Squotowaliście w tym opuszczonym magazynie na granicy Strefy Walki kilka tygodni... Impreza była sroga przynajmniej jak na wasze nastoletnie standardy. Stawiał
Digiman ([CP 2020] - "Upadłe anioły") jakieś szczyl, który zwiał z Akademii Arasaka na giganta i próbował wkupić się, w łaski waszego gangu stawiając żarcie i procenty próbując się sprzedać jako zajebisty netrunner. Eddies, które korposmark zabrał ze sobą, szybko się skończyły.

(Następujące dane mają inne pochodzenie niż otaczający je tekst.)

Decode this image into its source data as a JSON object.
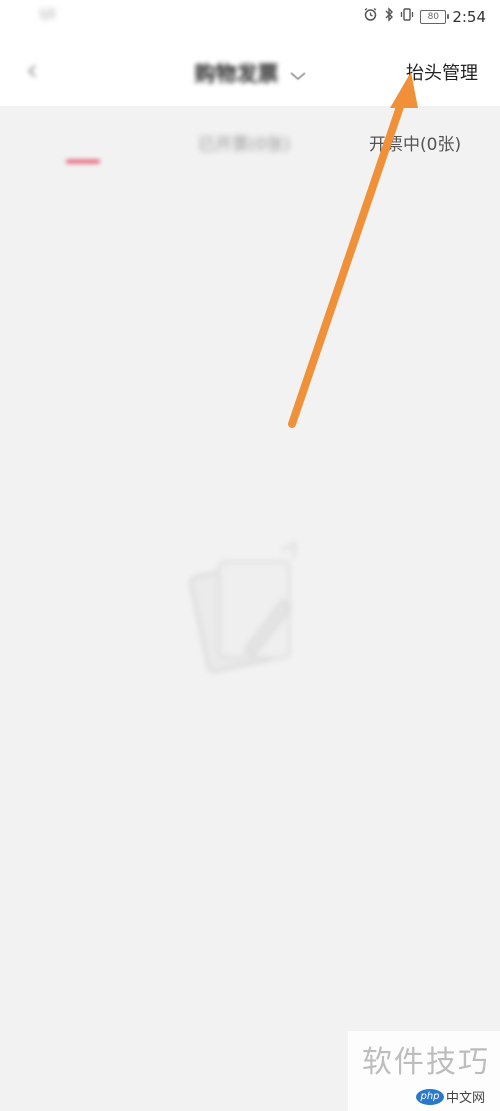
{
  "status_bar": {
    "left_text": "Ul",
    "time": "2:54",
    "battery": "80",
    "icons": [
      "alarm-icon",
      "bluetooth-icon",
      "vibrate-icon",
      "battery-icon"
    ]
  },
  "nav": {
    "back_icon": "back-arrow-icon",
    "title": "购物发票",
    "title_chevron": "chevron-down-icon",
    "right_link": "抬头管理"
  },
  "tabs": [
    {
      "label": "",
      "active": true
    },
    {
      "label": "已开票(0张)",
      "active": false
    },
    {
      "label": "开票中(0张)",
      "active": false
    }
  ],
  "empty_state": {
    "icon": "empty-invoice-icon",
    "text": ""
  },
  "annotation": {
    "type": "arrow",
    "color": "#f0913a"
  },
  "watermark": {
    "main": "软件技巧",
    "logo": "php",
    "sub": "中文网"
  },
  "colors": {
    "accent": "#e0304a",
    "background": "#f2f2f2",
    "annotation": "#f0913a"
  }
}
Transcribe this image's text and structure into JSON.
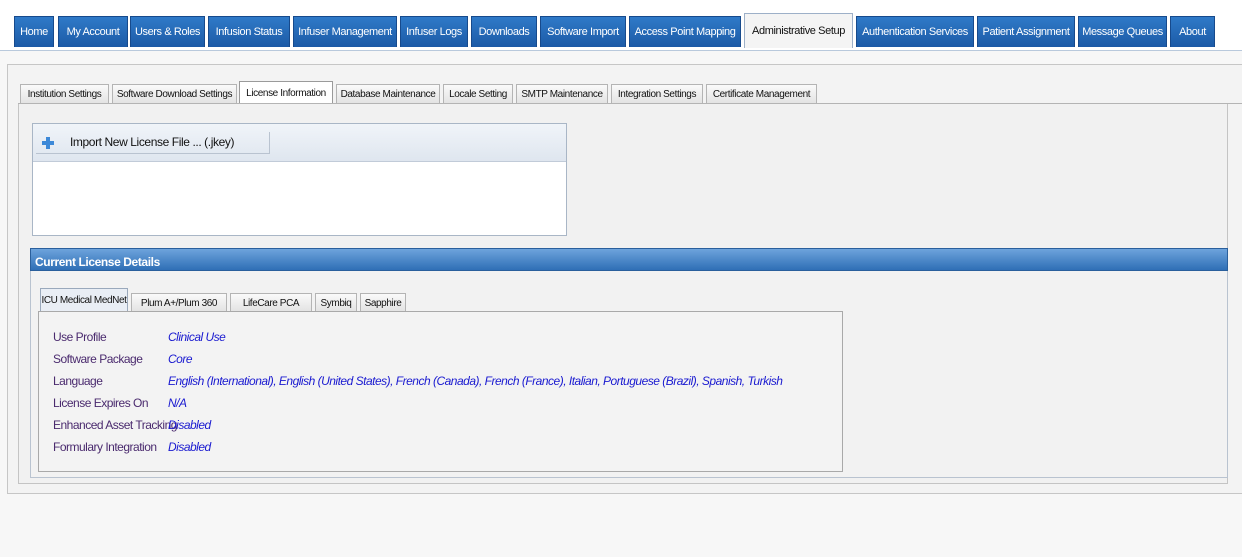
{
  "top_tabs": [
    {
      "label": "Home"
    },
    {
      "label": "My Account"
    },
    {
      "label": "Users & Roles"
    },
    {
      "label": "Infusion Status"
    },
    {
      "label": "Infuser Management"
    },
    {
      "label": "Infuser Logs"
    },
    {
      "label": "Downloads"
    },
    {
      "label": "Software Import"
    },
    {
      "label": "Access Point Mapping"
    },
    {
      "label": "Administrative Setup",
      "active": true
    },
    {
      "label": "Authentication Services"
    },
    {
      "label": "Patient Assignment"
    },
    {
      "label": "Message Queues"
    },
    {
      "label": "About"
    }
  ],
  "sub_tabs": [
    {
      "label": "Institution Settings"
    },
    {
      "label": "Software Download Settings"
    },
    {
      "label": "License Information",
      "active": true
    },
    {
      "label": "Database Maintenance"
    },
    {
      "label": "Locale Setting"
    },
    {
      "label": "SMTP Maintenance"
    },
    {
      "label": "Integration Settings"
    },
    {
      "label": "Certificate Management"
    }
  ],
  "import": {
    "label": "Import New License File  ... (.jkey)",
    "icon": "plus-icon"
  },
  "details": {
    "header": "Current License Details",
    "product_tabs": [
      {
        "label": "ICU Medical MedNet",
        "active": true
      },
      {
        "label": "Plum A+/Plum 360"
      },
      {
        "label": "LifeCare PCA"
      },
      {
        "label": "Symbiq"
      },
      {
        "label": "Sapphire"
      }
    ],
    "rows": [
      {
        "label": "Use Profile",
        "value": "Clinical Use"
      },
      {
        "label": "Software Package",
        "value": "Core"
      },
      {
        "label": "Language",
        "value": "English (International), English (United States), French (Canada), French (France), Italian, Portuguese (Brazil), Spanish, Turkish"
      },
      {
        "label": "License Expires On",
        "value": "N/A"
      },
      {
        "label": "Enhanced Asset Tracking",
        "value": "Disabled"
      },
      {
        "label": "Formulary Integration",
        "value": "Disabled"
      }
    ]
  },
  "colors": {
    "nav_blue": "#1c5aa6",
    "value_blue": "#1a1ad0",
    "label_purple": "#4a2a6e",
    "header_blue": "#2f6fb6"
  }
}
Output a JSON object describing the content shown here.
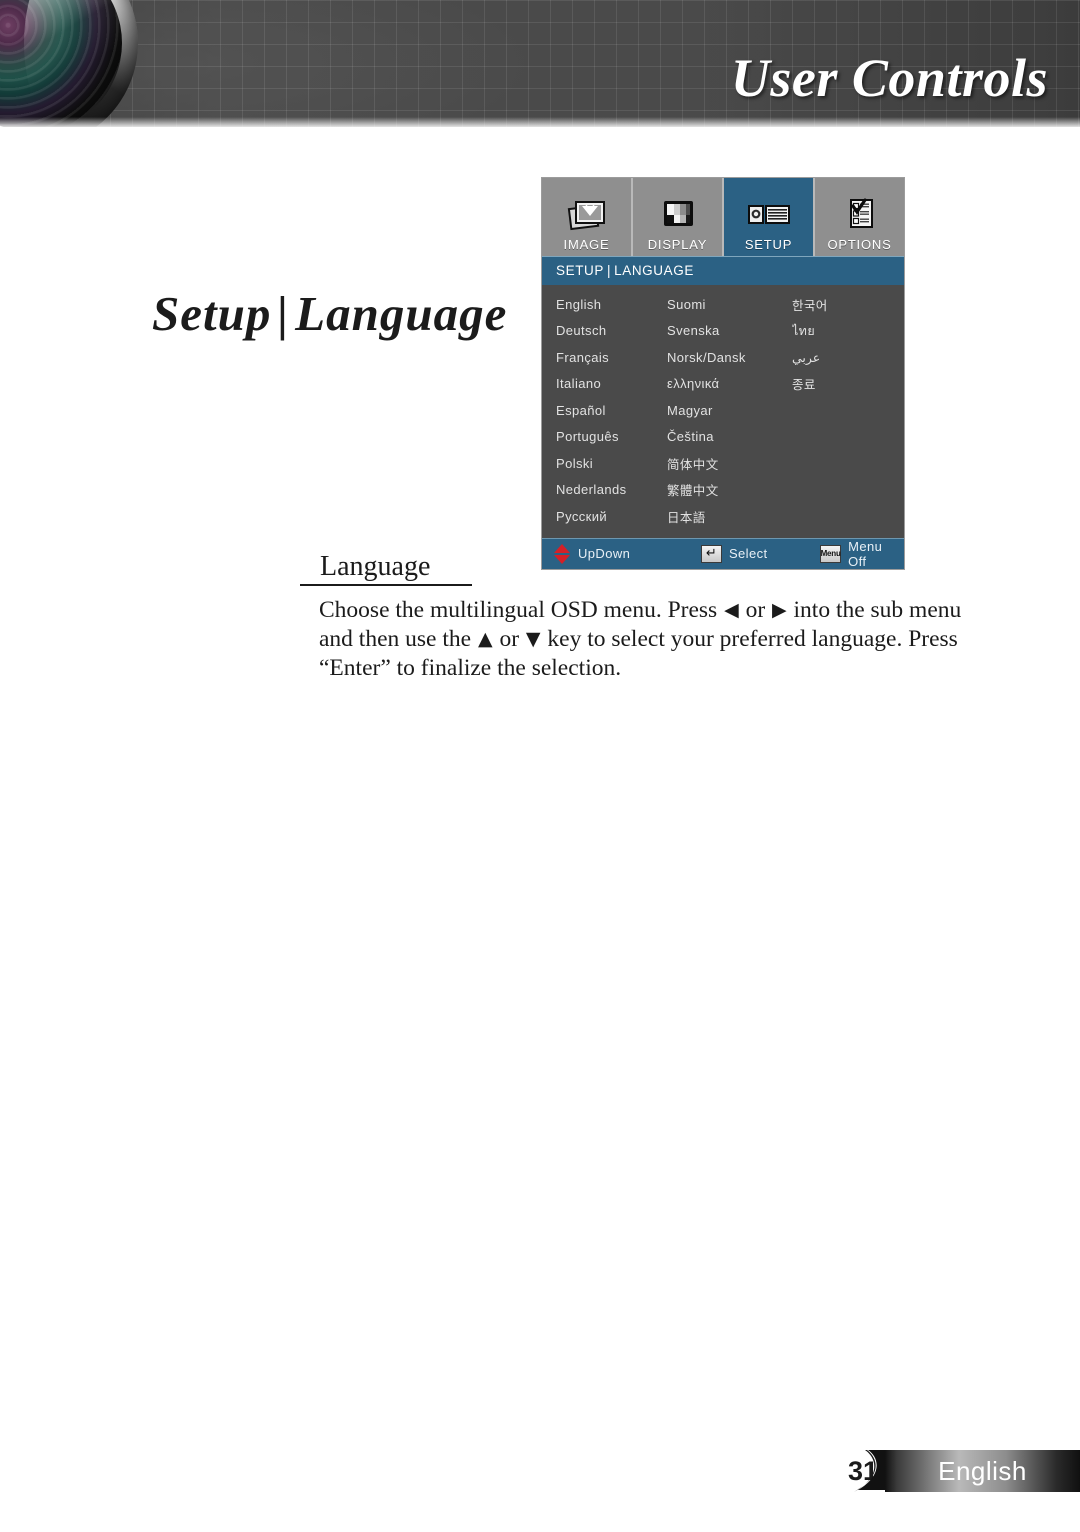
{
  "header": {
    "title": "User Controls",
    "lens_icon": "projector-lens-photo"
  },
  "page_title": {
    "left": "Setup",
    "separator": "|",
    "right": "Language"
  },
  "osd": {
    "tabs": [
      {
        "label": "IMAGE",
        "icon": "image-stack-icon",
        "active": false
      },
      {
        "label": "DISPLAY",
        "icon": "test-pattern-icon",
        "active": false
      },
      {
        "label": "SETUP",
        "icon": "projector-icon",
        "active": true
      },
      {
        "label": "OPTIONS",
        "icon": "checklist-icon",
        "active": false
      }
    ],
    "subheader": {
      "parent": "SETUP",
      "separator": "|",
      "current": "LANGUAGE"
    },
    "language_rows": [
      {
        "col1": "English",
        "col2": "Suomi",
        "col3": "한국어"
      },
      {
        "col1": "Deutsch",
        "col2": "Svenska",
        "col3": "ไทย"
      },
      {
        "col1": "Français",
        "col2": "Norsk/Dansk",
        "col3": "عربي"
      },
      {
        "col1": "Italiano",
        "col2": "ελληνικά",
        "col3": "종료"
      },
      {
        "col1": "Español",
        "col2": "Magyar",
        "col3": ""
      },
      {
        "col1": "Português",
        "col2": "Čeština",
        "col3": ""
      },
      {
        "col1": "Polski",
        "col2": "简体中文",
        "col3": ""
      },
      {
        "col1": "Nederlands",
        "col2": "繁體中文",
        "col3": ""
      },
      {
        "col1": "Русский",
        "col2": "日本語",
        "col3": ""
      }
    ],
    "footer": [
      {
        "label": "UpDown",
        "icon": "up-down-arrows-icon",
        "glyph": ""
      },
      {
        "label": "Select",
        "icon": "enter-key-icon",
        "glyph": "↵"
      },
      {
        "label": "Menu Off",
        "icon": "menu-key-icon",
        "glyph": "Menu"
      }
    ]
  },
  "section": {
    "heading": "Language",
    "body_parts": {
      "p1": "Choose the multilingual OSD menu. Press ",
      "left_glyph": "◀",
      "p2": " or ",
      "right_glyph": "▶",
      "p3": " into the sub menu and then use the ",
      "up_glyph": "▲",
      "p4": " or ",
      "down_glyph": "▼",
      "p5": " key to select your preferred language. Press “Enter” to finalize the selection."
    }
  },
  "footer": {
    "page_number": "31",
    "language_tab": "English"
  },
  "colors": {
    "osd_accent": "#2b6184",
    "osd_body": "#4a4a4a",
    "osd_tabbar": "#8f8f8f",
    "header_bg": "#4b4b4b",
    "updown_red": "#d42027",
    "text_dark": "#1b1b1b"
  }
}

- Hej Choombas, Patszajcie na to znalazłem zlecenie płacą 1000eurobaksów za znalezienie jakiegoś pieprzonego psa, którego porwał jakiś fixer - Powiedział dwunastoletni Azjata, swoim piskliwym głosikiem przebijając się przez wasz kac i zaspanie. Wyświetlił ogłoszenie ze swojego cyberdecka za pomocą kamerki -rzutnika:
W powietrzu zawisło ogłoszenie zdjęcia radośnie merdającego ogonem pitbulla podpisanego jako
Wieprz oraz zdjęcie jakiegoś wapniaka podpisanego jako
Fixer Ken Smithson, oraz adres zawalonego hotelu nieco w głębi Strefy Walki. Krótki termin robotę trzeba było zrobić przed północą teraz była 13 po południu.
Robota wydawała się prosta znaleźć gościa odzyskać psa i oddać go właścicielowi. Zanim zdążyliście, cokolwiek odpowiedzieć poderwał was hałas pustych puszek po "Grzmocie" które ustawiliście jako alarm przy klapie magazynu. Do środka wpadł granat dymny o duszącym zapachu świeżo upieczonych ciasteczek było to dziwne doświadczenie oksymoronu organoleptycznego, zapach był miły ale jednocześnie gryzący i zachęcał do ucieczki. Przez dłuższy czas raczej nie będziecie mogli patrzeć na ciasteczka.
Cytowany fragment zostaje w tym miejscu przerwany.